Rep. Lauren Boebert tried to send a rhetorical shot across Disney’s bow this week, though she struggled a bit with the details. “Next year, the woke Disney lobbyists will ask Congress to extend Micky Mouse’s trademark,” the Colorado Republican wrote on Twitter. “I think not.”
Boebert misspelled the character’s name — it’s Mickey Mouse, not Micky Mouse — and Disney’s interest relates to copyrights, not trademarks, but details aside, the far-right congresswoman was referencing a looming political fight that’s likely to be quite contentious.
National Review, a leading conservative magazine, published this report yesterday.
Disney’s copyright on its signature Steamboat Willie Mickey Mouse — from the 1928 short film of the same name — is set to expire on January 1, 2024…. In the past, both the company and legislature have sprung into action to keep the depiction out of the public domain. This time, it might be more difficult to secure such an extension.
The article noted that in recent decades, Disney lobbyists have successfully secured a couple of copyrights extensions, including an 1998 effort that was so uncontroversial on Capitol Hill that it cleared both chambers of the Republican-led Congress on voice votes, and was signed into law by a Democratic president.
But, the report added, “There is little chance that a third extension will pass so smoothly, as several prominent Republicans, who will in all likelihood find themselves in the majority in both houses of Congress after the midterms, tell National Review that they would oppose such a measure.”
It is not because GOP lawmakers have suddenly discovered deeply held concerns over copyright extensions as they relate to intellectual property law. On the contrary, the resistance is the result of the Republicans’ culture war — and the degree to which they see Disney as an opponent in the larger social conflict.
Republican Rep. Jim Jordan of Ohio, for example, told National Review that Disney “seems to now have given in to the woke mob.”
There’s no great mystery as to how congressional conservatives have arrived at such a conclusion.
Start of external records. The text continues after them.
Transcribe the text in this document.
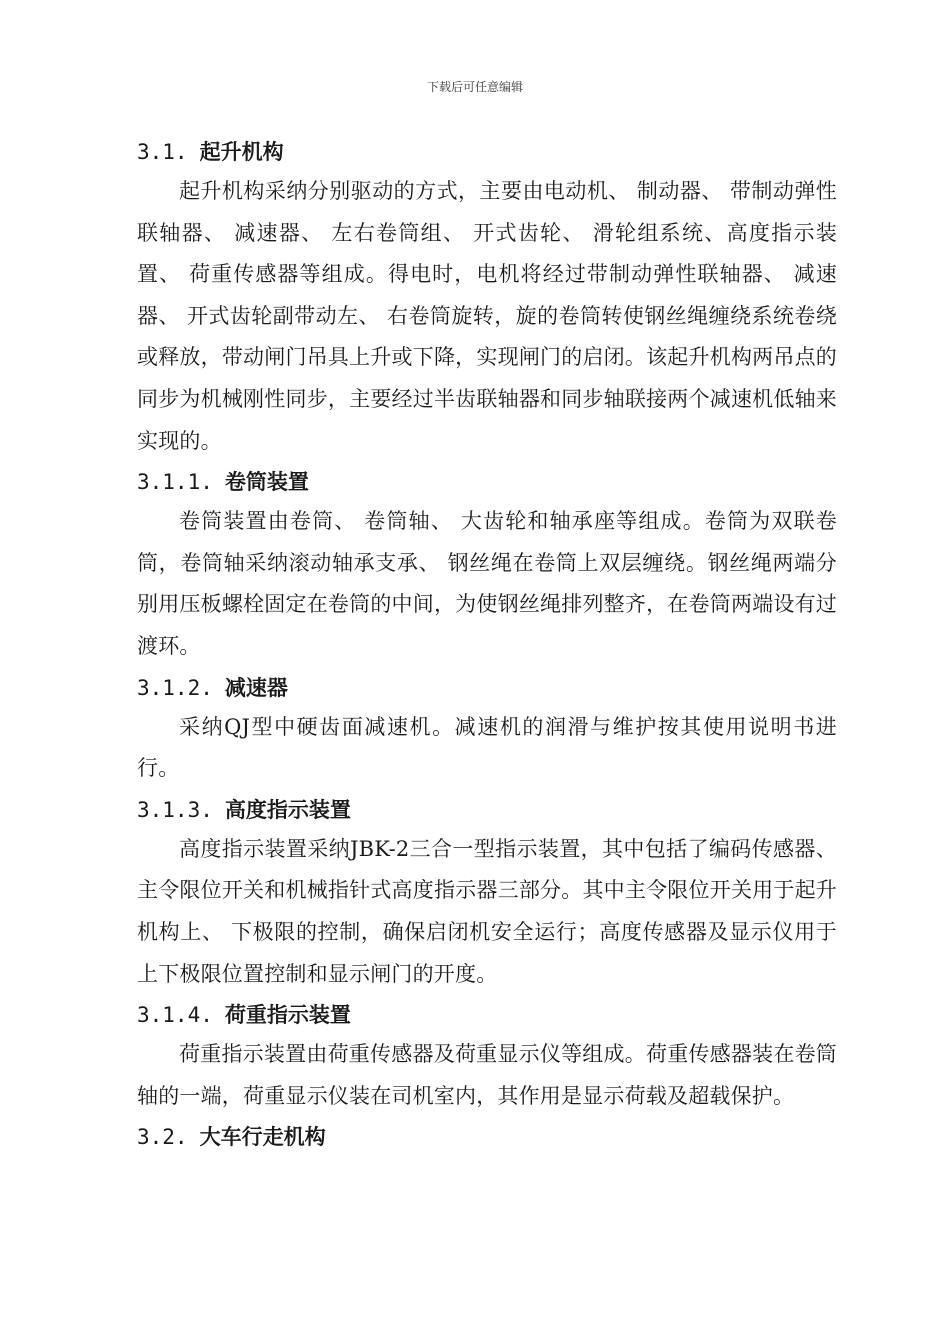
下载后可任意编辑
3.1. 起升机构

起升机构采纳分别驱动的方式，主要由电动机、 制动器、 带制动弹性联轴器、 减速器、 左右卷筒组、 开式齿轮、 滑轮组系统、高度指示装置、 荷重传感器等组成。得电时，电机将经过带制动弹性联轴器、 减速器、 开式齿轮副带动左、 右卷筒旋转，旋的卷筒转使钢丝绳缠绕系统卷绕或释放，带动闸门吊具上升或下降，实现闸门的启闭。该起升机构两吊点的同步为机械刚性同步，主要经过半齿联轴器和同步轴联接两个减速机低轴来实现的。

3.1.1. 卷筒装置

卷筒装置由卷筒、 卷筒轴、 大齿轮和轴承座等组成。卷筒为双联卷筒，卷筒轴采纳滚动轴承支承、 钢丝绳在卷筒上双层缠绕。钢丝绳两端分别用压板螺栓固定在卷筒的中间，为使钢丝绳排列整齐，在卷筒两端设有过渡环。

3.1.2. 减速器

采纳QJ型中硬齿面减速机。减速机的润滑与维护按其使用说明书进行。

3.1.3. 高度指示装置

高度指示装置采纳JBK-2三合一型指示装置，其中包括了编码传感器、 主令限位开关和机械指针式高度指示器三部分。其中主令限位开关用于起升机构上、 下极限的控制，确保启闭机安全运行；高度传感器及显示仪用于上下极限位置控制和显示闸门的开度。

3.1.4. 荷重指示装置

荷重指示装置由荷重传感器及荷重显示仪等组成。荷重传感器装在卷筒轴的一端，荷重显示仪装在司机室内，其作用是显示荷载及超载保护。

3.2. 大车行走机构
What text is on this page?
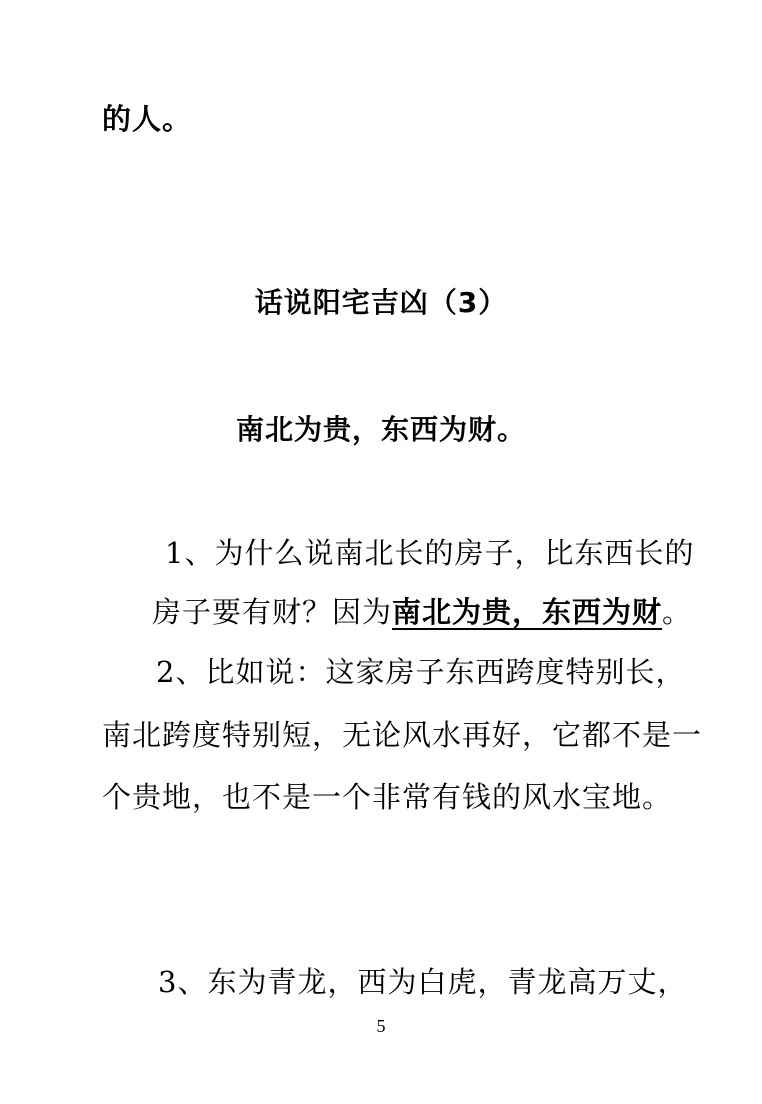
的人。
话说阳宅吉凶（3）
南北为贵，东西为财。
1、为什么说南北长的房子，比东西长的
房子要有财？因为南北为贵，东西为财。
2、比如说：这家房子东西跨度特别长，
南北跨度特别短，无论风水再好，它都不是一
个贵地，也不是一个非常有钱的风水宝地。
3、东为青龙，西为白虎，青龙高万丈，
5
Florida Republicans approved what some have dubbed the “Don’t Say Gay” policy, and Disney — a major force in the Sunshine State — eventually criticized the GOP’s anti-LGBTQ measure.
As MSNBC colleague Ja’han Jones explained, Florida Republicans and their allies wasted no time making plans to retaliate against the company for daring to say something uncomplimentary. In fact, as GOP Gov. Ron DeSantis said the company’s criticism “crossed the line,” Republican policymakers in the state announced plans to re-evaluate Disney’s special corporate benefits in Florida.
Now, evidently, such attitudes have spread from Tallahassee to Washington, D.C. Even Republican Sen. Marco Rubio of Florida — who’d be ordinarily expected to side with one of his home state’s biggest companies — condemned Disney’s leadership for engaging in “radical activism.”
To the extent that reality matters, that’s not what Disney did. The so-called “Don’t Say Gay” law is a regressive policy that’s tough to defend on the merits. As Slate’s Mark Joseph Stern explained as the measure worked its way through the GOP-led state legislature, the proposal “uses intentionally vague language to outlaw a huge amount of speech about LGBTQ people, families, and issues — not just sex — in every grade. And it relies upon a vigilante enforcement mechanism to chill an even broader amount of speech by subjecting violators to humiliating investigations and ruinous lawsuits.”
If anyone is guilty of “radical activism,” it’s the measure’s proponents, not its critics.
But for Republicans, Disney has an obligation not to criticize anything the GOP does — and because the corporate giant fell out of line, it must now be punished.